There is more than one way to take a rest day. Here’s are are five ways to work regular breaks into your workout schedule so you stay healthy for the long term.
Do nothing. This can be the toughest way to rest, especially if you look forward to your regular doses of outdoor exhilaration. Studies have shown that time spent in nature helps lower blood pressure, and offers a raft of physiological benefits. To get through a day of total rest, plan a stress-relieving non-running activity to do during the time that you would usually run. Do you usually run at lunch? Schedule a date with a friend, a spa appointment or haircut instead. Use the hour you would run to wrap holiday presents or finally clean out that messy drawer in the kitchen.
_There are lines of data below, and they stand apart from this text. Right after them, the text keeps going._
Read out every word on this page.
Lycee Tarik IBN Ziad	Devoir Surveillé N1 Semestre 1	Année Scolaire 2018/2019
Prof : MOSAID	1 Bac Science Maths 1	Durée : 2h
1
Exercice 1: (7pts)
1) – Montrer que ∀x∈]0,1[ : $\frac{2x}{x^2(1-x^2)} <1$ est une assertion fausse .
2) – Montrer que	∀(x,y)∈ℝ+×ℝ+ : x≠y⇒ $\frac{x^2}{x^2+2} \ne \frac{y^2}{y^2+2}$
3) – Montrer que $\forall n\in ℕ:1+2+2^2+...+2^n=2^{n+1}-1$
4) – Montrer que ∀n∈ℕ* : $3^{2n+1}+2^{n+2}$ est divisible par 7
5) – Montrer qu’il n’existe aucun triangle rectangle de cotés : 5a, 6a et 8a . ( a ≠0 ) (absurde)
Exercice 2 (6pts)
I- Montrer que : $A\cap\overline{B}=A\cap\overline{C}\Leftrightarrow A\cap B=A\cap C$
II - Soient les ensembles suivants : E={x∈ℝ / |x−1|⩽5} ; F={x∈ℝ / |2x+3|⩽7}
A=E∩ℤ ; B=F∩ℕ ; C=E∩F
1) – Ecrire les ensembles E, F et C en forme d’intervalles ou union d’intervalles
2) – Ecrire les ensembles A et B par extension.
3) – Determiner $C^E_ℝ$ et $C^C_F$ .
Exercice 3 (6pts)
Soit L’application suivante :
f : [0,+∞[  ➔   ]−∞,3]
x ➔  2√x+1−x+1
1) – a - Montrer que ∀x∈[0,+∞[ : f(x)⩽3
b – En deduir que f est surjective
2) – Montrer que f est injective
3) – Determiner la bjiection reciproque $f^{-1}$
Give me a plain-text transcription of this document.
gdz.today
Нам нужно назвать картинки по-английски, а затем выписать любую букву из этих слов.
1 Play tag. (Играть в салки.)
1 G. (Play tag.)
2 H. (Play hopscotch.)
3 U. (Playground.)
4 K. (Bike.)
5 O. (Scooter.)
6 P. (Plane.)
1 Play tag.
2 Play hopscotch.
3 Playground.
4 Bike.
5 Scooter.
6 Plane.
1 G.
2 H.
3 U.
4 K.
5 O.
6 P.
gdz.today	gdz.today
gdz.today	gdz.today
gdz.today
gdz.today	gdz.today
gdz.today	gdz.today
Take a walk. As runners we tend to dismiss walking. But walking puts your muscles through a similar motion as running, while giving your legs a break from the pounding. Walking also allows you to get some quality time outside, that you would miss if you were staying in. You don’t have to do a manic power walk to get the benefits. If you find it too tempting to run once you lace up your shoes, try taking a walk in your street clothes. Or walk your errands instead of driving them: return books to the library, drop off your dry cleaning, or knock out some holiday shopping.
Do a mini workout. Want to shake out the muscles to avoid stiffness on your next run? Take a one to two-mile mini workout. Keep the pace slow—resist the urge to speed up the workout to make up for the fact that it’s shorter. Just 20 minutes of easy running is often enough to get the exhilaration of a run. But it’s short enough that you will still be giving your body a break from the impact of regular workouts.
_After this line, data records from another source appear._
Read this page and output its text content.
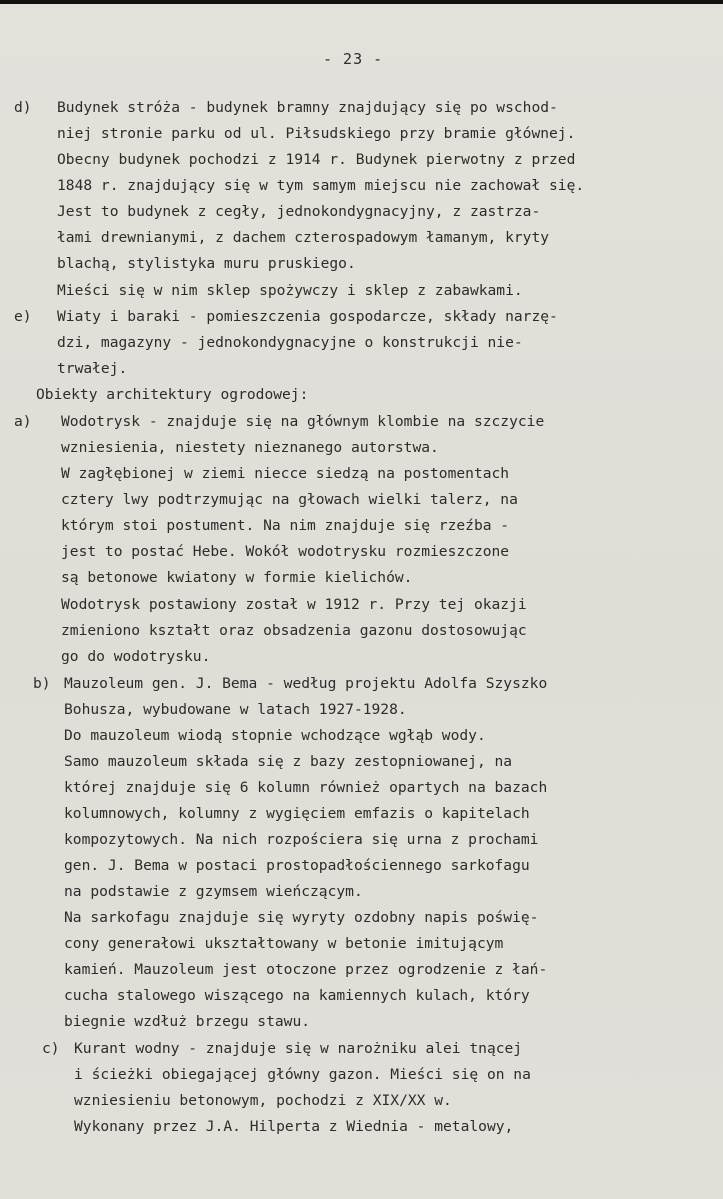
- 23 -
d) Budynek stróża - budynek bramny znajdujący się po wschod-
niej stronie parku od ul. Piłsudskiego przy bramie głównej.
Obecny budynek pochodzi z 1914 r. Budynek pierwotny z przed
1848 r. znajdujący się w tym samym miejscu nie zachował się.
Jest to budynek z cegły, jednokondygnacyjny, z zastrza-
łami drewnianymi, z dachem czterospadowym łamanym, kryty
blachą, stylistyka muru pruskiego.
Mieści się w nim sklep spożywczy i sklep z zabawkami.
e) Wiaty i baraki - pomieszczenia gospodarcze, składy narzę-
dzi, magazyny - jednokondygnacyjne o konstrukcji nie-
trwałej.
Obiekty architektury ogrodowej:
a) Wodotrysk - znajduje się na głównym klombie na szczycie
wzniesienia, niestety nieznanego autorstwa.
W zagłębionej w ziemi niecce siedzą na postomentach
cztery lwy podtrzymując na głowach wielki talerz, na
którym stoi postument. Na nim znajduje się rzeźba -
jest to postać Hebe. Wokół wodotrysku rozmieszczone
są betonowe kwiatony w formie kielichów.
Wodotrysk postawiony został w 1912 r. Przy tej okazji
zmieniono kształt oraz obsadzenia gazonu dostosowując
go do wodotrysku.
b) Mauzoleum gen. J. Bema - według projektu Adolfa Szyszko
Bohusza, wybudowane w latach 1927-1928.
Do mauzoleum wiodą stopnie wchodzące wgłąb wody.
Samo mauzoleum składa się z bazy zestopniowanej, na
której znajduje się 6 kolumn również opartych na bazach
kolumnowych, kolumny z wygięciem emfazis o kapitelach
kompozytowych. Na nich rozpościera się urna z prochami
gen. J. Bema w postaci prostopadłościennego sarkofagu
na podstawie z gzymsem wieńczącym.
Na sarkofagu znajduje się wyryty ozdobny napis poświę-
cony generałowi ukształtowany w betonie imitującym
kamień. Mauzoleum jest otoczone przez ogrodzenie z łań-
cucha stalowego wiszącego na kamiennych kulach, który
biegnie wzdłuż brzegu stawu.
c) Kurant wodny - znajduje się w narożniku alei tnącej
i ścieżki obiegającej główny gazon. Mieści się on na
wzniesieniu betonowym, pochodzi z XIX/XX w.
Wykonany przez J.A. Hilperta z Wiednia - metalowy,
Do something different. Cross-training activities like rowing, paddling, yoga, hiking, and snow-shoeing allow you to work different muscles and develop full-body fitness that ultimately will help your running. They also allow you to give the running muscles a break from the routine, and get you the outside exhilaration that you enjoy during your run.
Build your strength. Strength training boosts metabolism, and ultimately helps you run faster and get fitter. Ideally you should strength train on workout days and reserve your rest days for rest. But busy work and family commitments often make that impossible for many people.
Develop a strength-training routine that you will regularly do. There are many workout options— the most important factor is that it’s convenient and enjoyable. If it feels like a hassle, or you just don’t enjoy it, then you’re not going to keep it up consistently. It’s wise to pick a routine that you can do from home that doesn’t require travel to a gym or special equipment. Some of the most challenging and effective exercises—like pushups, pullups, squats, and planks—require nothing but a little floor space.